= Immunotoxicology =

Study of the effect of toxins on the immune system

Immunotoxicology (sometimes abbreviated as ITOX) is the study of the toxicity of foreign substances called xenobiotics and their effects on the immune system. Some toxic agents that are known to alter the immune system include: industrial chemicals, heavy metals, agrochemicals, pharmaceuticals, drugs, ultraviolet radiation, air pollutants and some biological materials. The effects of these immunotoxic substances have been shown to alter both the innate and adaptive parts of the immune system. Consequences of xenobiotics affect the organ initially in contact (often the lungs or skin). Some commonly seen problems that arise as a result of contact with immunotoxic substances are: immunosuppression, hypersensitivity, and autoimmunity. The toxin-induced immune dysfunction may also increase susceptibility to cancer.

The study of immunotoxicology began in the 1970s. However, the idea that some substances have a negative effect on the immune system was not a novel concept as people have observed immune system alterations as a result of contact toxins since ancient Egypt. Immunotoxicology has become increasingly important when considering the safety and effectiveness of commercially sold products. In recent years, guidelines and laws have been created in the effort to regulate and minimize the use of immunotoxic substances in the production of agricultural products, drugs, and consumer products. One example of these regulations are FDA guidelines mandate that all drugs must be tested for toxicity to avoid negative interactions with the immune system, and in-depth investigations are required whenever a drug shows signs of affecting the immune system. Scientists use both in vivo and in vitro techniques when determining the immunotoxic effects of a substance.

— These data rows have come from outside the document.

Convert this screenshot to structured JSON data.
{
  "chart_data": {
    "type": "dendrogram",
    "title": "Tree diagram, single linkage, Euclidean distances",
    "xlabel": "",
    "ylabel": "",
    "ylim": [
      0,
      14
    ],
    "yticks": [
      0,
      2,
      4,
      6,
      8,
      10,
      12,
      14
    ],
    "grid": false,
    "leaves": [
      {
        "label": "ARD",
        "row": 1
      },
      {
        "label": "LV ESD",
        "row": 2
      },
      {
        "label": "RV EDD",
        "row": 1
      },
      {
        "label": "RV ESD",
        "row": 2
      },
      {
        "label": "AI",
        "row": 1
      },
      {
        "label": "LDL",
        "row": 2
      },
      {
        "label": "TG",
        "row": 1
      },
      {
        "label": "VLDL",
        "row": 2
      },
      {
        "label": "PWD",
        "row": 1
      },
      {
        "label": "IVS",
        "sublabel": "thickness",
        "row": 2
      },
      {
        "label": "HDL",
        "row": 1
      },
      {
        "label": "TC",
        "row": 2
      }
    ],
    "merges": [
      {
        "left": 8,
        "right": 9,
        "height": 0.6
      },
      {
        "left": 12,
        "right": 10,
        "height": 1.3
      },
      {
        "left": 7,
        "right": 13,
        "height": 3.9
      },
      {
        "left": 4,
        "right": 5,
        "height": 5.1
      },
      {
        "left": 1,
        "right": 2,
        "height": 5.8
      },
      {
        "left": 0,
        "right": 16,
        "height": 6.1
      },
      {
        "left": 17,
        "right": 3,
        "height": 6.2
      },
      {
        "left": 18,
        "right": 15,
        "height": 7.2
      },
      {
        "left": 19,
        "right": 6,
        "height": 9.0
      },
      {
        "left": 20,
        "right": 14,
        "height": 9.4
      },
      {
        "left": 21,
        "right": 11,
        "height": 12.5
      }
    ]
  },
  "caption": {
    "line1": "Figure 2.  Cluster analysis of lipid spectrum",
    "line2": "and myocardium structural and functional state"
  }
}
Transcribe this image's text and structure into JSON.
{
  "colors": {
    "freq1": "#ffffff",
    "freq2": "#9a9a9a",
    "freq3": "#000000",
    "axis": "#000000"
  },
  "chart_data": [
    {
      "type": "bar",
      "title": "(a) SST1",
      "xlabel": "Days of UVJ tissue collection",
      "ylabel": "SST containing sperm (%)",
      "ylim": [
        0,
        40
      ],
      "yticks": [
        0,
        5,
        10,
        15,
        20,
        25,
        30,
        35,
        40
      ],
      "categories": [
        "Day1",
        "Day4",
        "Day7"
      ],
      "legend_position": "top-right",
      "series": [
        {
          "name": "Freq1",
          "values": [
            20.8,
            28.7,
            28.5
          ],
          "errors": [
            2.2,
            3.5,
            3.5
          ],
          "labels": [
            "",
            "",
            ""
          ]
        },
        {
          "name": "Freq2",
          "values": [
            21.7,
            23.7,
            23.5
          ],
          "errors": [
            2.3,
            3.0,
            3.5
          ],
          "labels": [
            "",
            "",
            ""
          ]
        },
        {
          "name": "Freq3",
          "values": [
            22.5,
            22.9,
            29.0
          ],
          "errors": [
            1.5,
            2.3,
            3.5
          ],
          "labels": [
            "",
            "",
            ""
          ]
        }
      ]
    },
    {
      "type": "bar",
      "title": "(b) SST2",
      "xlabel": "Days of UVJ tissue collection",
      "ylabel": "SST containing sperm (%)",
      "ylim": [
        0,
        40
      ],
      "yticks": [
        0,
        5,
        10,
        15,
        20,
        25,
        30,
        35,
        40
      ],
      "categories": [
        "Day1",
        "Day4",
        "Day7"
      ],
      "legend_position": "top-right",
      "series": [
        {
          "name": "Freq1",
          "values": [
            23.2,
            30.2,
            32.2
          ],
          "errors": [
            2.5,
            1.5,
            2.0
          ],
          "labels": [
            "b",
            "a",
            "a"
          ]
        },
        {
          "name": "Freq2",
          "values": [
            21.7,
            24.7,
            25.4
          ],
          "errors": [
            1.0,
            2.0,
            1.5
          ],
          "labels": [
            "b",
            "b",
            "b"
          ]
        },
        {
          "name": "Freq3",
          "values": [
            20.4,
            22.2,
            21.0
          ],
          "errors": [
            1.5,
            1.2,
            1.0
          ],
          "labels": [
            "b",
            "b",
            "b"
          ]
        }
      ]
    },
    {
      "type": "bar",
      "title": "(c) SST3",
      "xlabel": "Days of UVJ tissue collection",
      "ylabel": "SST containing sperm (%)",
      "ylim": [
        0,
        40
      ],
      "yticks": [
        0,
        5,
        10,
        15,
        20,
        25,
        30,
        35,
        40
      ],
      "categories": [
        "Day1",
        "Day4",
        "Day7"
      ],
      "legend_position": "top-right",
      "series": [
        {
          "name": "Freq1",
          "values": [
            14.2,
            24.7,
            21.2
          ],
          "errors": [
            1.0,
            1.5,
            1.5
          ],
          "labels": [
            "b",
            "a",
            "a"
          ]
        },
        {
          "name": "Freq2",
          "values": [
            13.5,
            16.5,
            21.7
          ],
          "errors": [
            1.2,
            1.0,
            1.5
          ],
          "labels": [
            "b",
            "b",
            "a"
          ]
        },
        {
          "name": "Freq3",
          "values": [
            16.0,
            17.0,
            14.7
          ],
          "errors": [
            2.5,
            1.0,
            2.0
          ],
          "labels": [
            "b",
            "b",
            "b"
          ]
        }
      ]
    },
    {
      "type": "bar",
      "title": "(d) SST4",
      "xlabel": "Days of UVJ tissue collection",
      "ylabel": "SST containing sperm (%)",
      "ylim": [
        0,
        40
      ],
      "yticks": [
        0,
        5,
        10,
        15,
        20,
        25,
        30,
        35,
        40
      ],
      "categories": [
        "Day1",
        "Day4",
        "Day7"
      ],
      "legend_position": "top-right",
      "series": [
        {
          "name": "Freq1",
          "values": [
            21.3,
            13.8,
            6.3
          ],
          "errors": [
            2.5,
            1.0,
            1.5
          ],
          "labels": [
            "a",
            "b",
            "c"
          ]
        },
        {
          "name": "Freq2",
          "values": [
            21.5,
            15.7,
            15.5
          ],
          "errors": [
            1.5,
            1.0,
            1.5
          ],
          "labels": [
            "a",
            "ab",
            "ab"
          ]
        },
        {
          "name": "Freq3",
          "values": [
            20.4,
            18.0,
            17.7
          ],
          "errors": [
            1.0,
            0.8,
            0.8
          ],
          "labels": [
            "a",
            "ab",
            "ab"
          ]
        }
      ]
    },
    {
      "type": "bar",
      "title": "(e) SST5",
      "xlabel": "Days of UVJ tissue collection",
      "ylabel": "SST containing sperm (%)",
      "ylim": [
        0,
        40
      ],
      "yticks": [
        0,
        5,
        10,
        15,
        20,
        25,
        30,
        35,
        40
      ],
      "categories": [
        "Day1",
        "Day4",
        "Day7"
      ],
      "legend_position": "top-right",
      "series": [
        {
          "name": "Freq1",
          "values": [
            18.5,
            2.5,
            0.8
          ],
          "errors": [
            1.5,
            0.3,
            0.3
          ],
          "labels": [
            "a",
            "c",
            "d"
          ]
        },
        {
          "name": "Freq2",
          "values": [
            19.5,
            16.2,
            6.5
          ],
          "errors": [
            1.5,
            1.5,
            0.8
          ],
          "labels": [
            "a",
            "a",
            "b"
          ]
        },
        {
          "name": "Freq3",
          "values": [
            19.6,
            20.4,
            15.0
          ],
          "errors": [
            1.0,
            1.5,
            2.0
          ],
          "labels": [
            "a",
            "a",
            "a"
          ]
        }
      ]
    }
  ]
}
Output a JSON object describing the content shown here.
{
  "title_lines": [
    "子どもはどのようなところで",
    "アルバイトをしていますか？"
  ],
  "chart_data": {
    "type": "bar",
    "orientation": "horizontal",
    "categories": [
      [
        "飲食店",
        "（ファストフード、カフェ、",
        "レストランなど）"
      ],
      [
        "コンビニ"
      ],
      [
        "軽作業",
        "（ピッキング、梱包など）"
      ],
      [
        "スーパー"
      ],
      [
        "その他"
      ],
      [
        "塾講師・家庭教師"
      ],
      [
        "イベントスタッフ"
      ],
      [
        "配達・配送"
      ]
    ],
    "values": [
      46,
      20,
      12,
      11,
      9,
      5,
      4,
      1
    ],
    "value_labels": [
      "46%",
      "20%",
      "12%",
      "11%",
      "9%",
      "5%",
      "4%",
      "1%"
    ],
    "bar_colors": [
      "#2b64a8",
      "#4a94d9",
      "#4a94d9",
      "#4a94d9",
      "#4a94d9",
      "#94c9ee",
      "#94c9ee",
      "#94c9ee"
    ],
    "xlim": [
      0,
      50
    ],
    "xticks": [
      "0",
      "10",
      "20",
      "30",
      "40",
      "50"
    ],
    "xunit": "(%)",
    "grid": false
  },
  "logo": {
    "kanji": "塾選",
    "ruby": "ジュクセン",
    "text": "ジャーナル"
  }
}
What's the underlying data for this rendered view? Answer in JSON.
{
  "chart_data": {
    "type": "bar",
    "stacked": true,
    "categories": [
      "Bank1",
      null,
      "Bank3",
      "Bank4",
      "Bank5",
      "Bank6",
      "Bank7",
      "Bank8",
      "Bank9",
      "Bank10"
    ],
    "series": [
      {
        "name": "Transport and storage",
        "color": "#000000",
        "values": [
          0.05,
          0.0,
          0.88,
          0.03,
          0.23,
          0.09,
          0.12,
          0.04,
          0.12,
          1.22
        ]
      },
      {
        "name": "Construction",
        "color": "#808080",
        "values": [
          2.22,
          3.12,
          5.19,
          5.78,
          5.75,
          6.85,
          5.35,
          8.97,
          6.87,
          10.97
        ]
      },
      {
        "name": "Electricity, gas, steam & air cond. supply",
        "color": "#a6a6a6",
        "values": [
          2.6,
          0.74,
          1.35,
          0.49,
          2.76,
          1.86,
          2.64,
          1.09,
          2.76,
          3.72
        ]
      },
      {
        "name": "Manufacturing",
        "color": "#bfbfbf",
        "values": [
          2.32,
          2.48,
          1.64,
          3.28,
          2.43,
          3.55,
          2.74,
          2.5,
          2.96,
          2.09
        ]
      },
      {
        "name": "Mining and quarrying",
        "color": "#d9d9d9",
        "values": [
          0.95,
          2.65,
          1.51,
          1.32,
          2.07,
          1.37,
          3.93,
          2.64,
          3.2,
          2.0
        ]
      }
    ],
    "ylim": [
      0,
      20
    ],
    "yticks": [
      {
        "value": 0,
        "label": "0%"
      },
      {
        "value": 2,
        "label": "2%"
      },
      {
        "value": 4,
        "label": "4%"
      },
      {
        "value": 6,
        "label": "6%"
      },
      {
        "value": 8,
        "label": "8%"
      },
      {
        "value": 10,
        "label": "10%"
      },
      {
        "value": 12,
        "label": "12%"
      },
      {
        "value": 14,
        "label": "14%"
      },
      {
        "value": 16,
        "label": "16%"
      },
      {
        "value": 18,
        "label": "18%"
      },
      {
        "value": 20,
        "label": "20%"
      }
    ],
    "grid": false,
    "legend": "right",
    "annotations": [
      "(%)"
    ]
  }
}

Immunotoxic agents can damage the immune system by destroying immune cells and changing signaling pathways. This has wide-reaching consequences in both the innate and adaptive immune systems. Changes in the adaptive immune system can be observed by measuring levels of cytokine production, modification of surface markers, activation, and cell differentiation. There are also changes in macrophages and monocyte activity indicating changes in the innate immune system.

== Immunosuppression ==
Some common agents that have been shown to cause immunosuppression are corticosteroids, radiation, heavy metals, halogenated aromatic hydrocarbons, drugs, air pollutants and immunosuppressive drugs. These chemicals can result in mutations found in regulatory genes of the immune system, which alter the amount of critical cytokines produced and can cause insufficient immune responses when antigens are encountered. These agents have also been known to kill or damage immune cells and cells in the bone marrow, resulting in difficulty recognizing antigens and creating novel immune responses. This can be measured by decreased IgM and IgG antibody levels which are an indicator of immune suppression. T regulatory cells, which are critical to maintaining the correct level of response in the immune system, also appear to be altered by some agents. In the presence of certain immunotoxic substances, granulocytes of the innate immune system have also been observed to be damaged causing the rare disease agranulocytosis. Vaccine effectiveness can also be decreased when the immune system is suppressed by immunotoxic substances. In vitro T-lymphocyte activation assays have been useful when determining which substances have immunosuppressive properties.

== Hypersensitivity ==
Hypersensitive or allergic reactions, such as asthma, are commonly associated with immunotoxic agents and the number of people exhibiting these symptoms is increasing in industrial countries. This partially due to the increasing number of immunotoxic agents. Nanomaterials are commonly absorbed through the skin or inhaled and are known for causing hypersensitive responses by recruiting immune cells. These nanomaterials are often encountered when a person is in contact with chemicals in an occupational, consumer, or environmental setting. Agents that are known for creating a hypersensitive response include poison ivy, fragrances, cosmetics, metals, preservatives, and pesticides. These molecules that are so small, they act as haptens and bind to larger molecules to induce an immune response. An allergic response is induced when T lymphocytes recognize these haptens and recruit professional antigen-presenting cells. IgE antibodies are important when looking at hypersensitive reactions but cannot be used to definitively determine the effects of an immunotoxic agents. Because of this, in vivo testing is the most effective way to determine the potential toxicity of nanomaterials and other agents that are believed to cause hypersensitivity.

== Autoimmunity ==
Immunotoxic agents can increase the occurrence of immune system attacks on self molecules. Although autoimmunity mostly occurs as a result of genetic factors, immunotoxic agents such as asbestos, sulfadiazine, silica, paraffin and silicone can also increase the chance of an autoimmune attack. These agents are known for causing disturbances to the carefully regulated immune system and increasing the development of autoimmunity. Changes in the circulating regulatory and responder T cells are good indicators of an autoimmune response induced by an immunotoxic agent. The effects of autoimmunity have been examined primarily through studies with animal models. Currently, there is not a screen to determine how agents affect human autoimmunity, because of this much of the current knowledge about autoimmunity in response to immunotoxic agents comes from the observations of individuals who have been exposed to suspected immunotoxic agents.